Enquanto o número de mortes caiu ao longo dos últimos anos, o índice de internações causadas por acidentes de trânsito por uso de álcool aumentou, passando de 27 a cada 100 mil habitantes em 2010 para 36 a cada 100 mil em 2021.
Apesar de a média de óbitos ter diminuído, o estudo mostra que ainda há muita disparidade entre os Estados da federação. Em 2021, o Tocantins apresentou uma taxa de 11,8 mortes a cada 100 mil habitantes em decorrência de acidentes de trânsito causados pelo uso de álcool. O índice é o maior entre os Estados do país. Na outra ponta, o Rio de Janeiro registrou uma taxa de 1,6 mortes a cada 100 mil, sendo o Estado com menor índice de óbitos nesse contexto.
A pesquisa identificou, porém, que alguns problemas ainda persistem.

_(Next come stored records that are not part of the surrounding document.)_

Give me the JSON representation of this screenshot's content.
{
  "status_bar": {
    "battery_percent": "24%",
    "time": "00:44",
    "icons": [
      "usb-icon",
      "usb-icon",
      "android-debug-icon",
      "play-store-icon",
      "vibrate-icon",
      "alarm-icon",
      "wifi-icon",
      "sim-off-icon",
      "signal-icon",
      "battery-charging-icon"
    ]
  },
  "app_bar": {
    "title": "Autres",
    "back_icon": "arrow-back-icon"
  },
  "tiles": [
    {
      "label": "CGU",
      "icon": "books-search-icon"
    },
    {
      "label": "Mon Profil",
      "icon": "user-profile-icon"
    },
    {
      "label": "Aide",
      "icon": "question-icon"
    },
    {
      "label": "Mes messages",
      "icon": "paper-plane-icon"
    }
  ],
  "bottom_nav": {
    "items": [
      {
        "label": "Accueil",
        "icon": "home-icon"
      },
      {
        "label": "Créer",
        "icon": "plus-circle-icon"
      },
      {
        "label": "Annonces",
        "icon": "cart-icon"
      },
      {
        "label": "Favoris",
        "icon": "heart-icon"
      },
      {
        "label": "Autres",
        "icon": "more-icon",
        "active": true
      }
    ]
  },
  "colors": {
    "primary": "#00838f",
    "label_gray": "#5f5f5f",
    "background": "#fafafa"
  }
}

Mesmo com a Lei Seca, 5,4% dos brasileiros relataram dirigir após beber. Os dados mostram ainda o perfil dos acidentados em 2021: os homens correspondem a 89% das mortes por acidentes de trânsito por uso de álcool e 86% das internações. A faixa etária mais atingida é de 18 a 34 anos. De acordo com a pesquisa, em 2021, foram 10.887 mortes no total por esse motivo. Os valores correspondem a 1,2 óbitos por hora e 8,7 internações.
Campanhas de conscientização
A pesquisadora do Cisa diz que apenas a mudança na legislação não é suficiente para modificar totalmente o comportamento das pessoas. Ela defende que haja mais campanhas para promover conscientização e lembra que qualquer dose de álcool é perigosa quando se trata de dirigir.
“Mudanças comportamentais levam tempo para se implementar na cultura de uma população, e dependem também de outros fatores, como confiança no setor público. Por isso, a necessidade que sejam permanentes as ações de fiscalização, punição e educação para segurança viária. Além disso, ainda vemos pessoas se considerando imunes aos efeitos do álcool, pensando que a bebida não interfere em sua capacidade de direção. Isso é um equívoco”, argumenta Thibes.
Mesmo com resultados positivos da aplicação da Lei Seca, a socióloga afirma que ainda há espaço para aprimorá-la. Segundo Thibes, há pesquisas que indicam que o Brasil ainda utiliza o bafômetro com menos frequência em comparação com outros países. Comparação dos dados de trânsito e álcool da cidade de São Paulo com a Noruega, entre 2005 e 2015, mostrou que a fiscalização com o uso do bafômetro é 8,7 vezes mais comum no país nórdico do que na capital paulista.
“As pessoas precisam entender realmente que nenhuma gota de álcool é permitida, pois mesmo a pouca ingestão de álcool já compromete a parte cognitiva e altera as funções motoras, aumentando as chances de envolvimento em acidentes de trânsito e sua gravidade”, diz Mariana Thibes.